Once we have MAC address of our tested target, we can proceed by cloning exploitation scripts from GitHub using command:
git clone https://github.com/marcnewlin/hi_my_name_is_keyboard.git
You also need to install
pydbus library using command:
pip3 install pydbus
Enter newly cloned directory and run the
keystroke-injection-android-linux.py script. As an input, you need to specify Bluetooth interface (
-i). I am using internal (
hci0) chipset, or you can use external (
hci1) adapter. As a target (
-t) enter MAC address of aimed testing device. By default, the script will inject set of Tabulator key presses.
./keystroke-injection-android-linux.py -i hci0 -t 22:22:42:E6:DD:A8
The console output might look something like in Figure 2.
You can watch the whole attack scenario in the video below, where I will find targeted smartphone and rickroll it.
Takeover device with Metasploit payload
This critical vulnerability can be more dangerous where the attacker could take over targeted device by remotely installing spyware application. What I mean is to open browser, download, install and execute payload that would backdoor the smartphone over Bluetooth without any user interaction. In the video below you can see demonstration of installing Metasploit payload that is for simplicity hosted on local network.
This case scenario can happen only if device is unlocked or doesn’t have any lock screen protection.

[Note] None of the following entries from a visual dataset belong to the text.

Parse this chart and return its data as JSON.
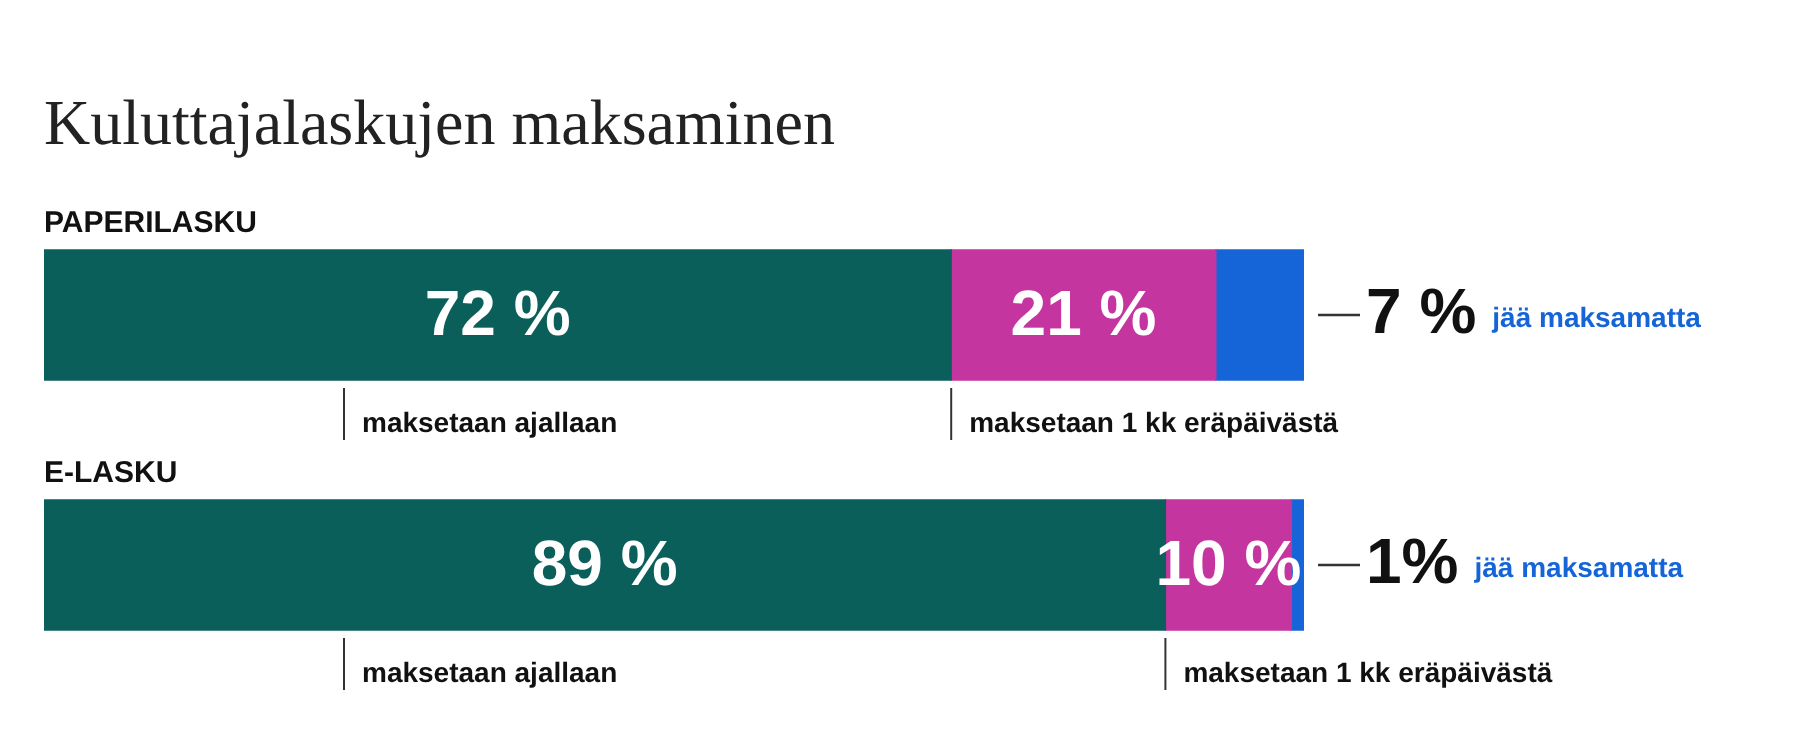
{
  "chart_data": {
    "type": "bar",
    "orientation": "horizontal",
    "stacked": true,
    "title": "Kuluttajalaskujen maksaminen",
    "categories": [
      "PAPERILASKU",
      "E-LASKU"
    ],
    "xlim": [
      0,
      100
    ],
    "series": [
      {
        "name": "maksetaan ajallaan",
        "color": "#0b5f5a",
        "values": [
          72,
          89
        ],
        "value_labels": [
          "72 %",
          "89 %"
        ]
      },
      {
        "name": "maksetaan 1 kk eräpäivästä",
        "color": "#c4359f",
        "values": [
          21,
          10
        ],
        "value_labels": [
          "21 %",
          "10 %"
        ]
      },
      {
        "name": "jää maksamatta",
        "color": "#1565d8",
        "values": [
          7,
          1
        ],
        "value_labels": [
          "7 %",
          "1%"
        ]
      }
    ]
  }
}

Restrict access to targeted device
Both previous cases required device to be unlocked or without any lock screen protection such as PIN, password, or pattern. What could be done if device has enabled PIN? Well, attacker can remotely try to brute-force the PIN until device gets locked. This is under assumption that correct PIN will not be guessed. By default, after five wrong PINs, Android device is locked for 30 seconds. Following five more wrong attempts device is locked for another 30 seconds. Then it gets worse, because after each wrong PIN is 30 seconds timeout. After altogether 41 bad attempts, timeout increases to 60 seconds for each incorrect try. This brute-forcing can be repeated in a loop to make the device unusable, since injected keypresses are typed faster then user taps to unlock device. In the video below I was able to lock user out of device for 30 seconds.

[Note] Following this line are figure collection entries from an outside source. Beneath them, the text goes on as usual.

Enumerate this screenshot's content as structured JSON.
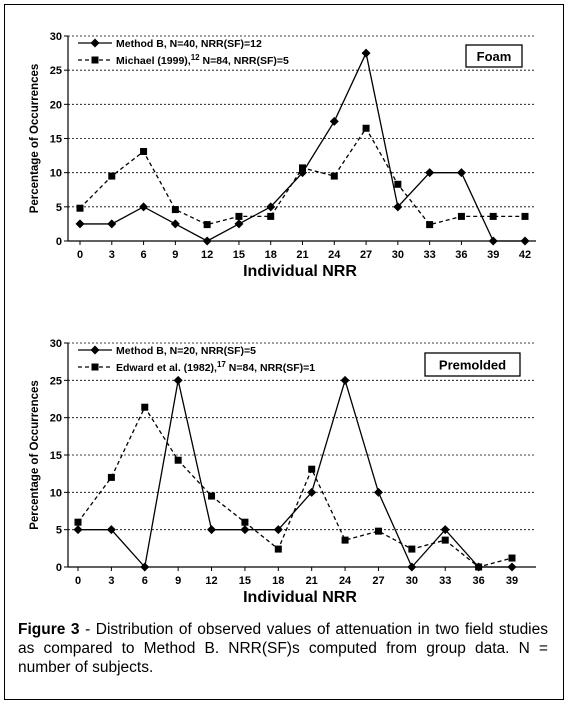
{
  "chart_data": [
    {
      "type": "line",
      "panel_label": "Foam",
      "xlabel": "Individual NRR",
      "ylabel": "Percentage of Occurrences",
      "ylim": [
        0,
        30
      ],
      "yticks": [
        "0",
        "5",
        "10",
        "15",
        "20",
        "25",
        "30"
      ],
      "grid": "horizontal dashed",
      "legend_position": "top-left",
      "categories": [
        "0",
        "3",
        "6",
        "9",
        "12",
        "15",
        "18",
        "21",
        "24",
        "27",
        "30",
        "33",
        "36",
        "39",
        "42"
      ],
      "series": [
        {
          "name": "Method B, N=40, NRR(SF)=12",
          "style": "solid",
          "marker": "diamond",
          "values": [
            2.5,
            2.5,
            5,
            2.5,
            0,
            2.5,
            5,
            10,
            17.5,
            27.5,
            5,
            10,
            10,
            0,
            0
          ]
        },
        {
          "name": "Michael (1999),",
          "name_superscript": "12",
          "name_suffix": " N=84, NRR(SF)=5",
          "style": "dashed",
          "marker": "square",
          "values": [
            4.8,
            9.5,
            13.1,
            4.6,
            2.4,
            3.6,
            3.6,
            10.7,
            9.5,
            16.5,
            8.3,
            2.4,
            3.6,
            3.6,
            3.6
          ]
        }
      ]
    },
    {
      "type": "line",
      "panel_label": "Premolded",
      "xlabel": "Individual NRR",
      "ylabel": "Percentage of Occurrences",
      "ylim": [
        0,
        30
      ],
      "yticks": [
        "0",
        "5",
        "10",
        "15",
        "20",
        "25",
        "30"
      ],
      "grid": "horizontal dashed",
      "legend_position": "top-left",
      "categories": [
        "0",
        "3",
        "6",
        "9",
        "12",
        "15",
        "18",
        "21",
        "24",
        "27",
        "30",
        "33",
        "36",
        "39"
      ],
      "series": [
        {
          "name": "Method B, N=20, NRR(SF)=5",
          "style": "solid",
          "marker": "diamond",
          "values": [
            5,
            5,
            0,
            25,
            5,
            5,
            5,
            10,
            25,
            10,
            0,
            5,
            0,
            0
          ]
        },
        {
          "name": "Edward et al. (1982),",
          "name_superscript": "17",
          "name_suffix": " N=84, NRR(SF)=1",
          "style": "dashed",
          "marker": "square",
          "values": [
            6,
            12,
            21.4,
            14.3,
            9.5,
            6,
            2.4,
            13.1,
            3.6,
            4.8,
            2.4,
            3.6,
            0,
            1.2
          ]
        }
      ]
    }
  ],
  "caption": {
    "label": "Figure 3",
    "text": " - Distribution of observed values of attenuation in two field studies as compared to Method B.  NRR(SF)s computed from group data.  N = number of subjects."
  }
}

If you are running Android 11 and above, the best course of action is to patch your device, of course if the OEM has already pushed Android’s 2023-12-05 security patch. If not, you will have to wait.

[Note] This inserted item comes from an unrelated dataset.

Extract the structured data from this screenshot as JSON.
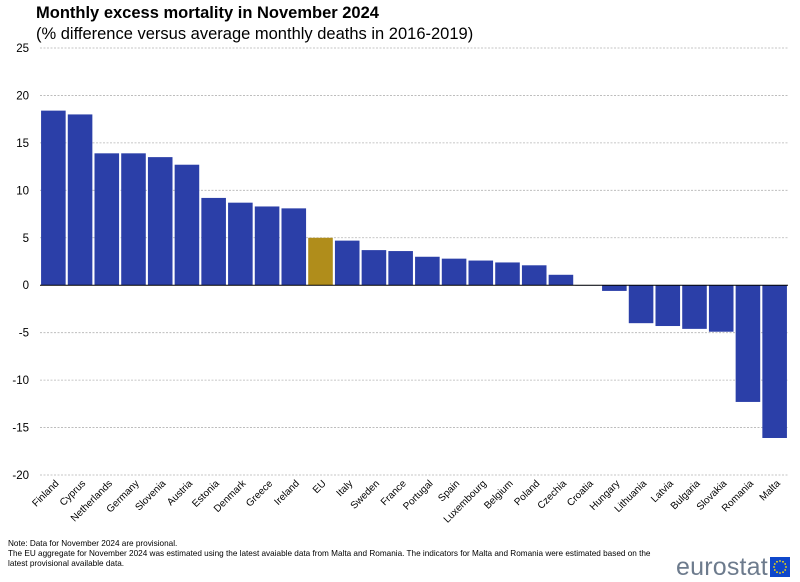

If you have Android 10 and below, the security patch is unfortunately not available, and based on the original Marc Newlin post, it will not be patched.
The good news is that an attacker in the vicinity cannot automatically receive the Bluetooth MAC address of Android devices. It is possible only if the device is in discoverable mode. In case the attacker already has the MAC address and the device is not patched, the safest thing to do is to turn off Bluetooth.
This recent discovery of a Bluetooth vulnerability that can be exploited to inject keystrokes without user confirmation is a serious threat to users across different platforms. The Android vulnerability is zero-click, and unpatched devices can be exploited whenever Bluetooth is enabled. To mitigate the risk of Bluetooth attacks, it is important to keep your devices updated, disable Bluetooth when not in use, avoid pairing with unknown devices, and don’t turn on discoverable mode if not necessary.